The plateau of Van is at present the home of the Armenian race; but it is very doubtful whether these have any connexion with the aboriginal Khaldian inhabitants. Their own traditions absolutely contradict the theory; but their modern national writers are apt to claim such descent, now that European scientists have made out the meaning of the inscriptions. Whatever their blood may be, there the Armenians are now; but it is one of the features of that most tangled problem, the Armenian question, that members of the race are never more than a minority, wherever they are found.

Men of that nationality exist everywhere; and no “shadrach” in a blast furnace refuses more obstinately to melt and become assimilated to the rest of the iron ore, than they refuse to assimilate themselves to their neighbours. They are found elsewhere only in colonies; but even in this their original home, massacre, oppression, and the deliberate planting of counter-balancing colonies of Kurds in villages whence the original owners have been expelled, has reduced them to something less than half the present population.

As a people there are few who have a good word for them. They are said to be cowardly and treacherous; to be mere money-grubbers, and so on ad nauseam. The charges vary; but all agree that the objects of them are objectionable somehow. They seem, in fact, to be a sort of Dr. Fell of nationalities; for every one dislikes them, though[{238}] often enough they cannot tell the reason. Even the writer, who has not the least objection to thieves, murderers, and devil-worshippers, and who has a kindly feeling for a successful cheat, admits to getting on less well with Armenians than with other Orientals.
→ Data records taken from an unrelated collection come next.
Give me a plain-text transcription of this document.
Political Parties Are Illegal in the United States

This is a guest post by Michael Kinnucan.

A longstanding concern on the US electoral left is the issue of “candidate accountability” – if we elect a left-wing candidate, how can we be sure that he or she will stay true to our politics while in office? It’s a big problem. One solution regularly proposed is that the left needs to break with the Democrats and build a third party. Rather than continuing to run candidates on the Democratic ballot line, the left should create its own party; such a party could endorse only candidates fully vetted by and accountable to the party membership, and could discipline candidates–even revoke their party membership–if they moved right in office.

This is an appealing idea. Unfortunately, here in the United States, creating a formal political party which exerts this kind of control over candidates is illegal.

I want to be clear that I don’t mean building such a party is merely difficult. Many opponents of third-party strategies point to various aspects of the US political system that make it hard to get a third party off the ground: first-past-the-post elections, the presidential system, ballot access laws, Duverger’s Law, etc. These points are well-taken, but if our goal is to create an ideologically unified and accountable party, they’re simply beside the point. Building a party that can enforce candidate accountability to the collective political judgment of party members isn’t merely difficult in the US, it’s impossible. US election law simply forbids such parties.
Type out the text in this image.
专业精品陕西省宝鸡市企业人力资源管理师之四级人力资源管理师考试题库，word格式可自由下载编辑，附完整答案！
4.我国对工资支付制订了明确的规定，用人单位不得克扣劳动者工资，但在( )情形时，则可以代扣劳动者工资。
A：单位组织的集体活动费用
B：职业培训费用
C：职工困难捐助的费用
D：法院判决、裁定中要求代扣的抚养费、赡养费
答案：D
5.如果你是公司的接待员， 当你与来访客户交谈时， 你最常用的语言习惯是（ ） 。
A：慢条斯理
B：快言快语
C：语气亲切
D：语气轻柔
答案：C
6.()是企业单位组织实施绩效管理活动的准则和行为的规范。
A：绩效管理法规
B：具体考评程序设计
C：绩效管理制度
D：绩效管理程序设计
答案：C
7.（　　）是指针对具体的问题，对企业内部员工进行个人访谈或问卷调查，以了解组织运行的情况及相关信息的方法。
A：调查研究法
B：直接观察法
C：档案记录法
And yet there is much about them that anyone must admire. They have, in fact, much in common with the Jew, who excites much the same feeling among many estimable people! Both have the same attachment, alike to money and to their own peculiar form of religion. Both have the same power of endurance and toughness. And as both have had much the same treatment for generations, and both are nations without a country, they have developed much the same characteristics. Money and intrigue have been their only weapons; and they have naturally come to think these the most important of all things. We can have nothing but admiration for their devotion to their nation, with which their religion and their church is bound up; and they have a high sense of their duty to it, as shown by their educational institutions. Men call them a nation of cowards; but that charge at least is false. In the massacres of 1895, armed men were butchering unarmed; and there was no test of anything but passive endurance. Yet how many could have saved their lives by a mere verbal acceptance of Islam? We shall have a good deal to say to the discredit of the revolutionaries among them, the “Fedais;” but at least the terror that that very small body could inspire among Turks and Kurds in three provinces ought alone to acquit them of any reproach of cowardice.

Both as nation and as church they have a long history, for which we may refer the reader to such works as Lynch’s “Armenia.” They have been subject to the Ottoman Turks since the year 1365, when the latest of a series of Armenian kingdoms finally collapsed. But outlying colonies of their nation exist, as is well known, in several lands, notably in Persia and India.

Their Christianity dates back to 312 A.D. when the whole people was converted by the joint efforts of their king,[{239}] Tiridates, and Saint Gregory the Illuminator. The Greek Church calls them heretical; but their heresy is in truth no more than a resolution to maintain the independence of their church, which is now the sole expression of their nationality, and is prized accordingly. It is true that they refuse to accept one of the Councils that most of the world calls “General,” viz. that of Chalcedon; but they have been at some pains to insert into their version of the creed words expressly condemnatory of that peculiar “Monophysite” heresy which their rejection of Chalcedon is supposed to affirm; and their real cause for disagreeing with that Council was its recognition of the Primacy of the Patriarch of Constantinople.